La historia oficial

Por Paulina Vodanovic // Contenido publicado en El Mercurio

La pregunta es: ¿Qué mueve al Gobierno a construir una interpretación de los hechos recientes si todos los ciudadanos los hemos vivido, sin necesidad que nos los cuenten? ¿Cómo se justifica que el Estado -en medio de la crisis- destine tiempo y dinero para escribir un relato? La experiencia de estos tres años está en los medios de comunicación y en la memoria colectiva.

Me ha sido inevitable recordar la gran película argentina de Luis Puenzo, la primera en ganar un Oscar para América Latina, con la que muchas personas nos sentimos representadas por el intento de las dictaduras de torcer la realidad. El drama de los desaparecidos, argentinos y chilenos, fue por años tapado con mentiras del Estado.

En democracia, ¿es aceptable buscar instalar una historia oficial?

Que se tome esta decisión, además, cuando aún queda un año para entregar el gobierno, es muestra de resignación. El legado es un tema del que se habla cuando la gestión termina, no cuando le falta el último cuarto del período.

Pretender construir una historia oficial que pueda contrarrestar o imponerse a otra, verdadera y real, forjada a partir de las actuaciones de este gobierno, no es sano. La ciudadanía del futuro tiene derecho a formarse opinión a partir de la realidad, de los medios de comunicación, de hechos, y no de relatos.

Una historia oficial. ¿Para qué? Para que en el futuro se lea una única versión de este período. Obtenida desde la óptica protegida, de la seguridad que da mirar desde dentro de La Moneda. Pero se olvida -o quieren que olvidemos- que mirar desde un patio con naranjas relucientes y recién colgadas no es mirar la realidad.

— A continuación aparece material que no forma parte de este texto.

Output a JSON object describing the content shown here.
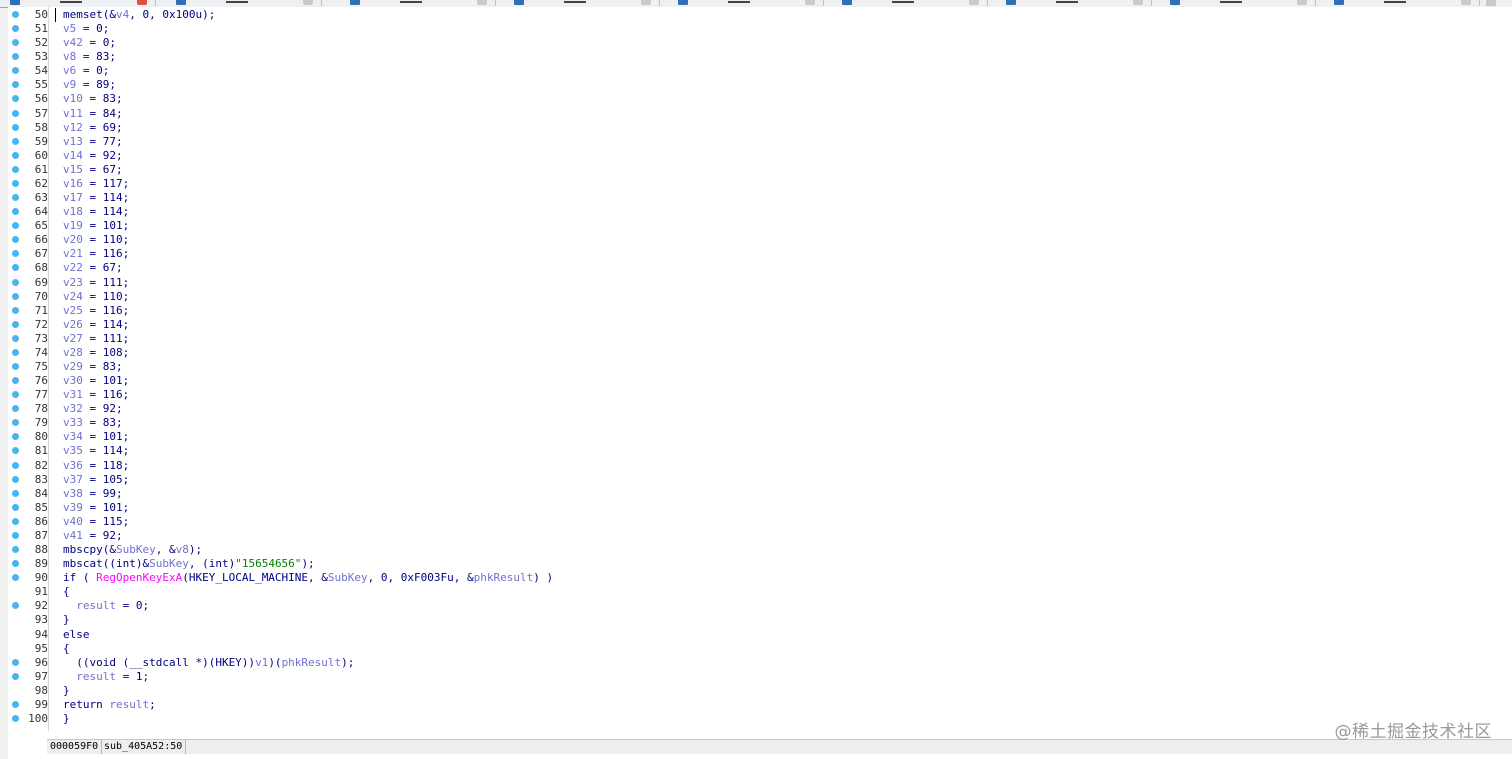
{
  "editor": {
    "lines": [
      {
        "num": "50",
        "dot": true,
        "html": "memset(&amp;<span class=\"var\">v4</span>, 0, 0x100u);"
      },
      {
        "num": "51",
        "dot": true,
        "html": "<span class=\"var\">v5</span> = 0;"
      },
      {
        "num": "52",
        "dot": true,
        "html": "<span class=\"var\">v42</span> = 0;"
      },
      {
        "num": "53",
        "dot": true,
        "html": "<span class=\"var\">v8</span> = 83;"
      },
      {
        "num": "54",
        "dot": true,
        "html": "<span class=\"var\">v6</span> = 0;"
      },
      {
        "num": "55",
        "dot": true,
        "html": "<span class=\"var\">v9</span> = 89;"
      },
      {
        "num": "56",
        "dot": true,
        "html": "<span class=\"var\">v10</span> = 83;"
      },
      {
        "num": "57",
        "dot": true,
        "html": "<span class=\"var\">v11</span> = 84;"
      },
      {
        "num": "58",
        "dot": true,
        "html": "<span class=\"var\">v12</span> = 69;"
      },
      {
        "num": "59",
        "dot": true,
        "html": "<span class=\"var\">v13</span> = 77;"
      },
      {
        "num": "60",
        "dot": true,
        "html": "<span class=\"var\">v14</span> = 92;"
      },
      {
        "num": "61",
        "dot": true,
        "html": "<span class=\"var\">v15</span> = 67;"
      },
      {
        "num": "62",
        "dot": true,
        "html": "<span class=\"var\">v16</span> = 117;"
      },
      {
        "num": "63",
        "dot": true,
        "html": "<span class=\"var\">v17</span> = 114;"
      },
      {
        "num": "64",
        "dot": true,
        "html": "<span class=\"var\">v18</span> = 114;"
      },
      {
        "num": "65",
        "dot": true,
        "html": "<span class=\"var\">v19</span> = 101;"
      },
      {
        "num": "66",
        "dot": true,
        "html": "<span class=\"var\">v20</span> = 110;"
      },
      {
        "num": "67",
        "dot": true,
        "html": "<span class=\"var\">v21</span> = 116;"
      },
      {
        "num": "68",
        "dot": true,
        "html": "<span class=\"var\">v22</span> = 67;"
      },
      {
        "num": "69",
        "dot": true,
        "html": "<span class=\"var\">v23</span> = 111;"
      },
      {
        "num": "70",
        "dot": true,
        "html": "<span class=\"var\">v24</span> = 110;"
      },
      {
        "num": "71",
        "dot": true,
        "html": "<span class=\"var\">v25</span> = 116;"
      },
      {
        "num": "72",
        "dot": true,
        "html": "<span class=\"var\">v26</span> = 114;"
      },
      {
        "num": "73",
        "dot": true,
        "html": "<span class=\"var\">v27</span> = 111;"
      },
      {
        "num": "74",
        "dot": true,
        "html": "<span class=\"var\">v28</span> = 108;"
      },
      {
        "num": "75",
        "dot": true,
        "html": "<span class=\"var\">v29</span> = 83;"
      },
      {
        "num": "76",
        "dot": true,
        "html": "<span class=\"var\">v30</span> = 101;"
      },
      {
        "num": "77",
        "dot": true,
        "html": "<span class=\"var\">v31</span> = 116;"
      },
      {
        "num": "78",
        "dot": true,
        "html": "<span class=\"var\">v32</span> = 92;"
      },
      {
        "num": "79",
        "dot": true,
        "html": "<span class=\"var\">v33</span> = 83;"
      },
      {
        "num": "80",
        "dot": true,
        "html": "<span class=\"var\">v34</span> = 101;"
      },
      {
        "num": "81",
        "dot": true,
        "html": "<span class=\"var\">v35</span> = 114;"
      },
      {
        "num": "82",
        "dot": true,
        "html": "<span class=\"var\">v36</span> = 118;"
      },
      {
        "num": "83",
        "dot": true,
        "html": "<span class=\"var\">v37</span> = 105;"
      },
      {
        "num": "84",
        "dot": true,
        "html": "<span class=\"var\">v38</span> = 99;"
      },
      {
        "num": "85",
        "dot": true,
        "html": "<span class=\"var\">v39</span> = 101;"
      },
      {
        "num": "86",
        "dot": true,
        "html": "<span class=\"var\">v40</span> = 115;"
      },
      {
        "num": "87",
        "dot": true,
        "html": "<span class=\"var\">v41</span> = 92;"
      },
      {
        "num": "88",
        "dot": true,
        "html": "mbscpy(&amp;<span class=\"var\">SubKey</span>, &amp;<span class=\"var\">v8</span>);"
      },
      {
        "num": "89",
        "dot": true,
        "html": "mbscat((int)&amp;<span class=\"var\">SubKey</span>, (int)<span class=\"str\">\"15654656\"</span>);"
      },
      {
        "num": "90",
        "dot": true,
        "html": "if ( <span class=\"call\">RegOpenKeyExA</span>(HKEY_LOCAL_MACHINE, &amp;<span class=\"var\">SubKey</span>, 0, 0xF003Fu, &amp;<span class=\"var\">phkResult</span>) )"
      },
      {
        "num": "91",
        "dot": false,
        "html": "{"
      },
      {
        "num": "92",
        "dot": true,
        "html": "  <span class=\"var\">result</span> = 0;"
      },
      {
        "num": "93",
        "dot": false,
        "html": "}"
      },
      {
        "num": "94",
        "dot": false,
        "html": "else"
      },
      {
        "num": "95",
        "dot": false,
        "html": "{"
      },
      {
        "num": "96",
        "dot": true,
        "html": "  ((void (__stdcall *)(HKEY))<span class=\"var\">v1</span>)(<span class=\"var\">phkResult</span>);"
      },
      {
        "num": "97",
        "dot": true,
        "html": "  <span class=\"var\">result</span> = 1;"
      },
      {
        "num": "98",
        "dot": false,
        "html": "}"
      },
      {
        "num": "99",
        "dot": true,
        "html": "return <span class=\"var\">result</span>;"
      },
      {
        "num": "100",
        "dot": true,
        "html": "}"
      }
    ]
  },
  "status": {
    "address": "000059F0",
    "location": "sub_405A52:50"
  },
  "watermark": "@稀土掘金技术社区",
  "colors": {
    "keyword": "#000080",
    "variable": "#7070d0",
    "string": "#008000",
    "api_call": "#ff00ff",
    "breakpoint_dot": "#48b4f0"
  }
}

Necesitamos que salgan de La Moneda, que las autoridades estén en terreno y vivan la realidad. Que conozcan el hacinamiento, que no existe en la cota mil, para que las políticas públicas se dirijan y apliquen a quienes las necesitan, hoy.

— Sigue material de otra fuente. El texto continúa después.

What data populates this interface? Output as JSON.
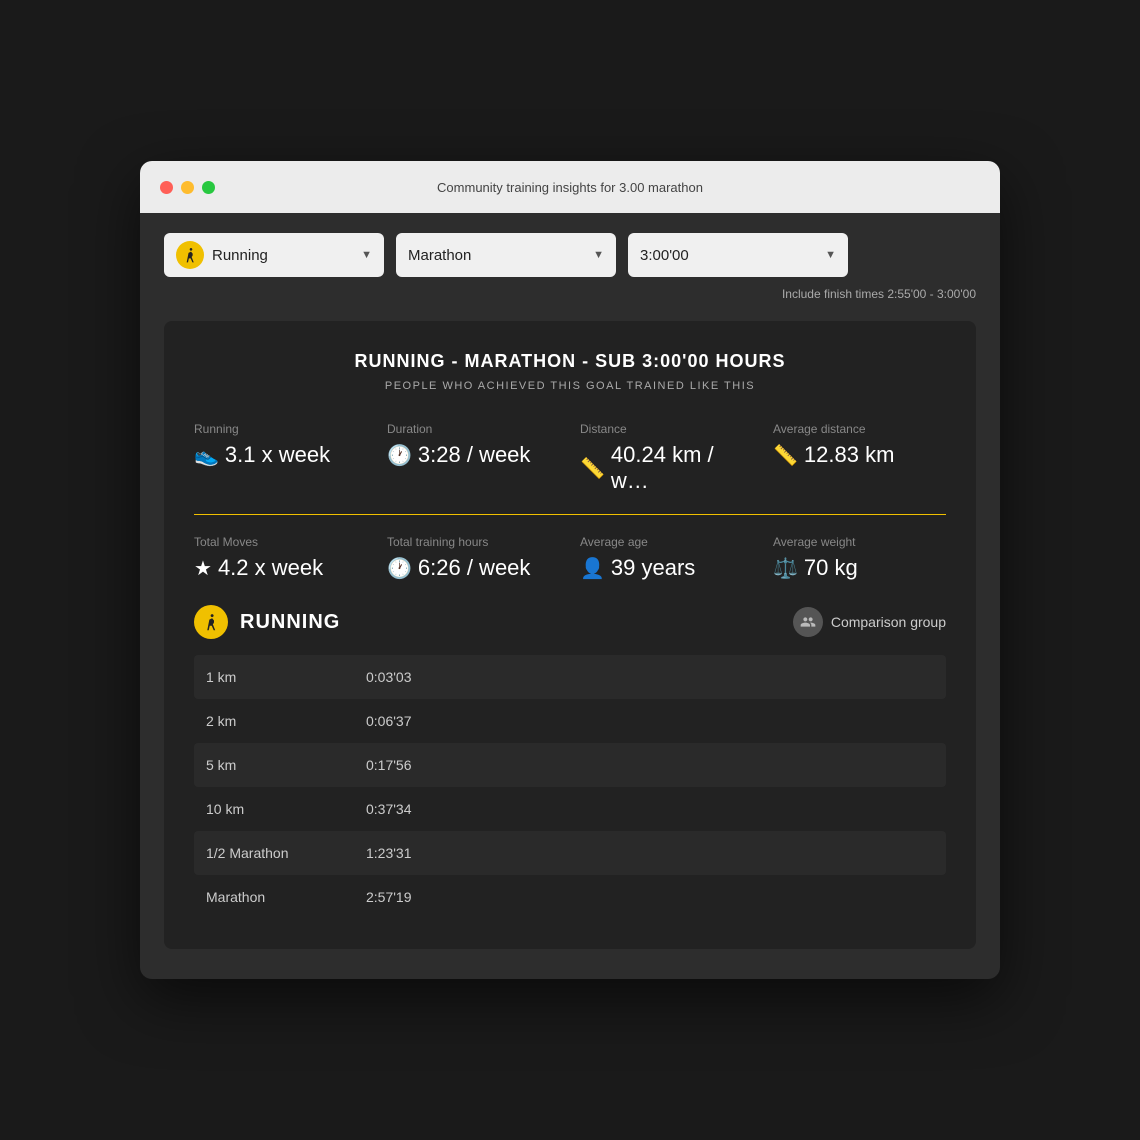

Conocer la situación de las y los jóvenes de La Pintana, o de San Ramón en La Araucanía, que no pueden conectarse a sus clases hoy, porque el mercado -por el hecho de vivir ahí- no les asegura acceso a internet; discriminación pura y dura que el Estado debe revertir.

Saber que las canastas de alimentos que se entregan a niños y niñas que no están asistiendo al colegio no garantizan que se alimenten; porque con esa canasta está comiendo toda la familia, dada la cesantía y la imposibilidad de ganarse el sustento de muchos en la pandemia.

Conocer a los adultos mayores de Providencia, que tras una puerta ocultan la imposibilidad de pagar los suministros básicos, porque sus pensiones simplemente no alcanzan. O comen, o pagan la luz.

La falta de empatía será parte del recuerdo, quiérase o no. El Presidente creyó que estábamos en guerra cuando queríamos paz; miró inmóvil y desde lejos cómo la clase política resolvía la crisis terminal a la que él se enfrentaba; y ha sido incapaz de entender las dificultades económicas de miles de familias frente a la pandemia, negándose a que el Estado haga mayores esfuerzos para ayudarlas.

Aún queda tiempo, se requiere actuar y decidir. No solo gestión. Adoptar urgentemente decisiones en materia de seguridad pública y Carabineros; en ayudas económicas, aunque ya no oportunas, universales; en reparación a los cientos de víctimas con trauma ocular; en políticas construidas con los pueblos originarios, entre otras.

Ese es un legado. Y no será necesario escribirlo, pues serán recordadas las decisiones y no solo las interpretaciones.

Hay que ir y estar (que no es lo mismo) en La Pintana, La Araucanía y en Plaza Baquedano; no a tomarse una foto, sino a buscar y proponer soluciones. Los líderes actúan y no culpan a la falta de leyes, ni de recursos, ni a la mala suerte. Toman medidas y asumen el costo de ellas. El legado queda; no se escribe. No hay espacio para ese tipo de historia oficial. Tratar de hacerlo será como el gol en el minuto 90 del fútbol; podrá cambiar el marcador, pero no el resultado.